Visual investigation
Visual investigation takes place at the museum. It follows preset protocols and standards, involving macroscopy, technical photography and microscopy.
Until April 2012, the visual examination work space was located in a sculpture gallery. This was an asset in communicating the project to visitors, but eventually became a drawback. We ran out of space, and creating darkened conditions for technical photography was awkward. The work space therefore moved behind the scenes.
In 2021, the project was allocated a brand-new, much larger laboratory with new state of the art equipment.

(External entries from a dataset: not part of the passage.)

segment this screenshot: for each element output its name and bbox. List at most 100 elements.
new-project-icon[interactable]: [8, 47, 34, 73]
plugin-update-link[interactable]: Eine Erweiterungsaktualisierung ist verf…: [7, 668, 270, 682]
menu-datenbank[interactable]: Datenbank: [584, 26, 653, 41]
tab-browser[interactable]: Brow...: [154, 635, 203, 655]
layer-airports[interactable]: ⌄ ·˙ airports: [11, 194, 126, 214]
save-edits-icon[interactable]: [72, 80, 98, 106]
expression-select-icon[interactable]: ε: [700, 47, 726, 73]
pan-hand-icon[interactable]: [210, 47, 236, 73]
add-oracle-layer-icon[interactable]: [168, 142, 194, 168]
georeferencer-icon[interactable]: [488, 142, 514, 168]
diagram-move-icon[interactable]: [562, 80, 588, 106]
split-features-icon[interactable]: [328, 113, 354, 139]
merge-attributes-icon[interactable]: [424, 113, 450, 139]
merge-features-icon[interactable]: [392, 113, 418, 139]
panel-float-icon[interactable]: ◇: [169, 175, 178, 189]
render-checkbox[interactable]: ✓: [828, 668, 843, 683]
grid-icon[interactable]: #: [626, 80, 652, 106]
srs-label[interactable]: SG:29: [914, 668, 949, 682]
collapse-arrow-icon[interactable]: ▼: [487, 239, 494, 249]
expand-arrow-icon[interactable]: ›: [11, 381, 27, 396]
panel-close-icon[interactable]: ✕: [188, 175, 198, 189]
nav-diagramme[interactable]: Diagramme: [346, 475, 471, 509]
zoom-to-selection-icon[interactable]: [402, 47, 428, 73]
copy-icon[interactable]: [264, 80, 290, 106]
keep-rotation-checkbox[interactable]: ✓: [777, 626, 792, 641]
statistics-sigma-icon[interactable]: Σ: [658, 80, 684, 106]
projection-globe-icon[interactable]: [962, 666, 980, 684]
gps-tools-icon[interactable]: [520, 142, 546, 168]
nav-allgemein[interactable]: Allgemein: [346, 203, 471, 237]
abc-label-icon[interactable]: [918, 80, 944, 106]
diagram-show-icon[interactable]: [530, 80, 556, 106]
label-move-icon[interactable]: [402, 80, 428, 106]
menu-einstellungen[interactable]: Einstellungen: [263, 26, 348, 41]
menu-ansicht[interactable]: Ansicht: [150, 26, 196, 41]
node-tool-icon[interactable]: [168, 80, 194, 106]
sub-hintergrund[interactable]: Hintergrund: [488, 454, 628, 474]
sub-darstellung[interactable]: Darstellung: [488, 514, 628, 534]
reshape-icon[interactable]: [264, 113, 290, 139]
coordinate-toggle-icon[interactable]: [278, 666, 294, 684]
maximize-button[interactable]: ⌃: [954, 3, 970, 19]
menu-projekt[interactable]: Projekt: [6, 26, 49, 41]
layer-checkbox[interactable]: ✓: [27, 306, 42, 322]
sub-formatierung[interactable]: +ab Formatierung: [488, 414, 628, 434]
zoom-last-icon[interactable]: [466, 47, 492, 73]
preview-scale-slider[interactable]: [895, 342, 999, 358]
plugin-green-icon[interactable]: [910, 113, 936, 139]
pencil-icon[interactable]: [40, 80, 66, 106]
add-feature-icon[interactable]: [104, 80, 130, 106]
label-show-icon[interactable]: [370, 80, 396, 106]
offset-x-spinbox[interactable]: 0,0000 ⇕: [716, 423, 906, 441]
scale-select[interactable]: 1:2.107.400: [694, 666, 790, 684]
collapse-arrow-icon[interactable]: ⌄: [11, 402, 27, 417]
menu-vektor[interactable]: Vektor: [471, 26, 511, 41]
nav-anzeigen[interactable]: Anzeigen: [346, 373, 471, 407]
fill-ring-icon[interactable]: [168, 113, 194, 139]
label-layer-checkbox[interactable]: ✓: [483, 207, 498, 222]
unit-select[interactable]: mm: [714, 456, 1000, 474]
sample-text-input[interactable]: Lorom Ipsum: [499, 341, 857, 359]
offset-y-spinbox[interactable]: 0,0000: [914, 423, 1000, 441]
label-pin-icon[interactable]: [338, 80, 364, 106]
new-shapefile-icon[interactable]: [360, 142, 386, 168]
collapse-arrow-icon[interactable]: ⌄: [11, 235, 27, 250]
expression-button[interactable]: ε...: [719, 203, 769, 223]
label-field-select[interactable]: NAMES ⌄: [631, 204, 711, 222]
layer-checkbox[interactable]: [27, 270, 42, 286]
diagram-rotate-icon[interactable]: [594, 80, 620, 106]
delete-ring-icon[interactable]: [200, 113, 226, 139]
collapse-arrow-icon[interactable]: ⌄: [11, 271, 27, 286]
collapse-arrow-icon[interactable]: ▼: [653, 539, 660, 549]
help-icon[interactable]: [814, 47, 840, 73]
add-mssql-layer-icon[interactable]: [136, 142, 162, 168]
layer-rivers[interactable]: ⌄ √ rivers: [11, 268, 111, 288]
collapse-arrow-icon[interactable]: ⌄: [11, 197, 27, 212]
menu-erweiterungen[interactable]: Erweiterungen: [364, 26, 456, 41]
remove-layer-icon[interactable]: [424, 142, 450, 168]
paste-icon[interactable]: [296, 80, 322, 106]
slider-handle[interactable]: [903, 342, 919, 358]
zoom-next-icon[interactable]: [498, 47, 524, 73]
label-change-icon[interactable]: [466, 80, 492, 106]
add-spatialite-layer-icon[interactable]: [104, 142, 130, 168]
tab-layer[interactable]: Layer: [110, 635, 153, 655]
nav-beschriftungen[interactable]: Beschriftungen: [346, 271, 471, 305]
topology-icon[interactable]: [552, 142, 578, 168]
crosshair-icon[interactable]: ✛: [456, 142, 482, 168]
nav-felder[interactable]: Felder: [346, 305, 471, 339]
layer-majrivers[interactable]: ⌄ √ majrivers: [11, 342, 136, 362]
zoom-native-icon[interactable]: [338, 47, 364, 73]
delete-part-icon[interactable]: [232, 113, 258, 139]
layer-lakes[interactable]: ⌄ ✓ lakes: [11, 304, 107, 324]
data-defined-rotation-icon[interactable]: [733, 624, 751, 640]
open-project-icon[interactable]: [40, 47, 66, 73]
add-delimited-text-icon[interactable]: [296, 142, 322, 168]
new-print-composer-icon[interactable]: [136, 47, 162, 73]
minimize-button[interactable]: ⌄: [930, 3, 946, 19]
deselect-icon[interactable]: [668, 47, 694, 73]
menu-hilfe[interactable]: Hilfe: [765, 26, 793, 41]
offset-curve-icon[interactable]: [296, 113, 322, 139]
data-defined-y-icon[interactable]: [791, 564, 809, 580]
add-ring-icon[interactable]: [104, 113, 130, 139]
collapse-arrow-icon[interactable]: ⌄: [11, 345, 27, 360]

When a sculpture enters the work space, its history and any earlier conservation treatment has been researched. Its present state of conservation is described and the piece is systematically photographed in natural (Tungsten) light, followed by technical imaging to reveal traces of polychromy: Ultra Violet Fluorescence (UVF), Infra Red Reflectography (IRR), Visible-Induced (infrared) Luminescence (VIL), and when relevant Multi-band reflectance (MBR). The photographic documentation and investigation is followed by microscopy. Traces of pigment found may then be indicated by non-invasive methods, primarily X-Ray Fluorescence spectrometry (XRF).

Analytical investigation
At this point, we may decide to turn to invasive methods. This involves removing pigment samples. Such samples are subjected to analyses which may be destructive, involving the loss of the sample, or non-destructive.
The external partners contribute staff time for a range of instrumental, analytical technologies for elemental pigment and colourant identification and characterization. The analyses carried out so far have included the use of the following: Scanning Electron Microscopy / Energy-Dispersive X-Ray spectroscopy (SEM/EDX) and Scanning Electron Microscopy / X-Ray Diffraction (SEM / XRD); Fourier Transform Infrared Spectroscopy (FTIR); Gas Chromatography – Mass Spectrometry (GC-MS); Liquid Chromotopgrahy – Mass Spectrometry (LC-MS); Raman Laser Spectroscopy; X-ray Fluorescence Spectroscopy (XRF; including portable XRF), and Inductively Coupled Plasma Mass Spectrometry (ICP-MS, for isotopic analysis).